Here we have another ‘bolt-on’ style story.  If you read it in isolation, with no prior knowledge of ‘Wind-Up Toy’ (2016), you’d probably be thinking WTF?!  But read alongside ‘Wind-Up Toy’ (2016) it fills in a small gap whilst laying down just that little bit more of the history behind Simone.  Strangely, aside from this, there’s not really all that much else within the short.  It sits nicely within the ‘Wind-Up Toy’ series, but to be honest it isn’t much of a story in itself.  Nevertheless, if you’re now submerged in the seedy cesspit that is Simone’s world, then there’s plenty in there to get you smirking and feeling that the ‘Wind-Up Toy’ franchise is really fleshing out quite nicely now.

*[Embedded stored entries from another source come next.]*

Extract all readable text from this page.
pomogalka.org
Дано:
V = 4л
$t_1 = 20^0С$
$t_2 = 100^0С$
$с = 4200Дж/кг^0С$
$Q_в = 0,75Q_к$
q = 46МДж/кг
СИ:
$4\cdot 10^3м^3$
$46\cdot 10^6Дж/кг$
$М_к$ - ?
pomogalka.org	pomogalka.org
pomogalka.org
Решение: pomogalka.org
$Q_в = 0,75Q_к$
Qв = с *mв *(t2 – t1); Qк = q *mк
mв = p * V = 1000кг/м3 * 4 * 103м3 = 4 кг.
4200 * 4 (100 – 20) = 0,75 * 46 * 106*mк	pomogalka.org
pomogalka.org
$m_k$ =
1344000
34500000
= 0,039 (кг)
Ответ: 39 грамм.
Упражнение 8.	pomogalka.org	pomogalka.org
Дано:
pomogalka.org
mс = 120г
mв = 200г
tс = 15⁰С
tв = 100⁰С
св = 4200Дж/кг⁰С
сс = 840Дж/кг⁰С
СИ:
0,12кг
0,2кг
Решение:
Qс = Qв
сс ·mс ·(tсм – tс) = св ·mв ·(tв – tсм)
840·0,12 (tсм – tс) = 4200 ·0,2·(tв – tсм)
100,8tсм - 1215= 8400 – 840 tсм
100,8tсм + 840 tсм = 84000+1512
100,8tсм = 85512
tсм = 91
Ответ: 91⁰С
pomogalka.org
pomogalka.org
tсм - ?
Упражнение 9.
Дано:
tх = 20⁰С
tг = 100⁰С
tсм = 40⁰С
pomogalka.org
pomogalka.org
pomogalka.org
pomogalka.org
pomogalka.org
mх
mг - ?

Wind-Up Toy: Playtime, Simone – 13 Pages
He’d warned Cartwright never to speak about the beating he’d given him and his two thuggish mates – let alone to come back for more.  Yet here he was, seeking some sort of payback.  But this time the idiotic bully didn’t have his two goons with him.  It was just him on his own – Phillip-John Cartwright looking to settle a score.

Ever since he’d fought back Simone had stopped being scared of the bullies.  And now was no exception.  Cartwright might be after his blood, he might be bigger and tougher than him, but Simone always had a trick up his sleeve.

This time Cartwright was getting more than a pounding to his nether regions.  This time Simone was going to sort the bully out once and for all.  Then if he’s lucky, he’d maybe go home and have himself a little peek through the floorboards at the show going on below.  It was enough to get him hard just at the thought of it.  If only they knew how good his life really was.

But first he had to deal with Cartwright…

What we have here is a short, snappy and straight-to-the-sleaze offering that takes us back to Simone’s younger years, to the time when he fought back against those thugs who’d been bullying him.  Here however Hughes lays down much the details that comprised of Simone’s twisted revenge.  It’s harsh, uncompromising and utterly barbaric.  But let’s be honest, what the hell did you expect?!   Hughes isn’t one to sugar coat these things.

However putting the final nail in the coffin for this particular bully’s comeuppance is only half the story.  What else did young Simone get up to whilst he was growing up?  What else chiselled him into the fine example of an honest citizen he turned out to become?  Oh yes – for the rest of the short you’re treated to the sort of godforsaken filth that would make even the most insistently-defensive bishop blush.

David Owain Hughes has one hell of a sick and depraved mind.  Let’s pause for a second and ponder what must go on in this man’s head if this sort of filth is the end result.  So don’t pretend you don’t know what you’re receiving, should you decide to get your grubby mitts on this selection of stories.

Pure unadulterated lowbrow filth.  Oh how we love it!

The collection as a whole runs for a total of 96 pages.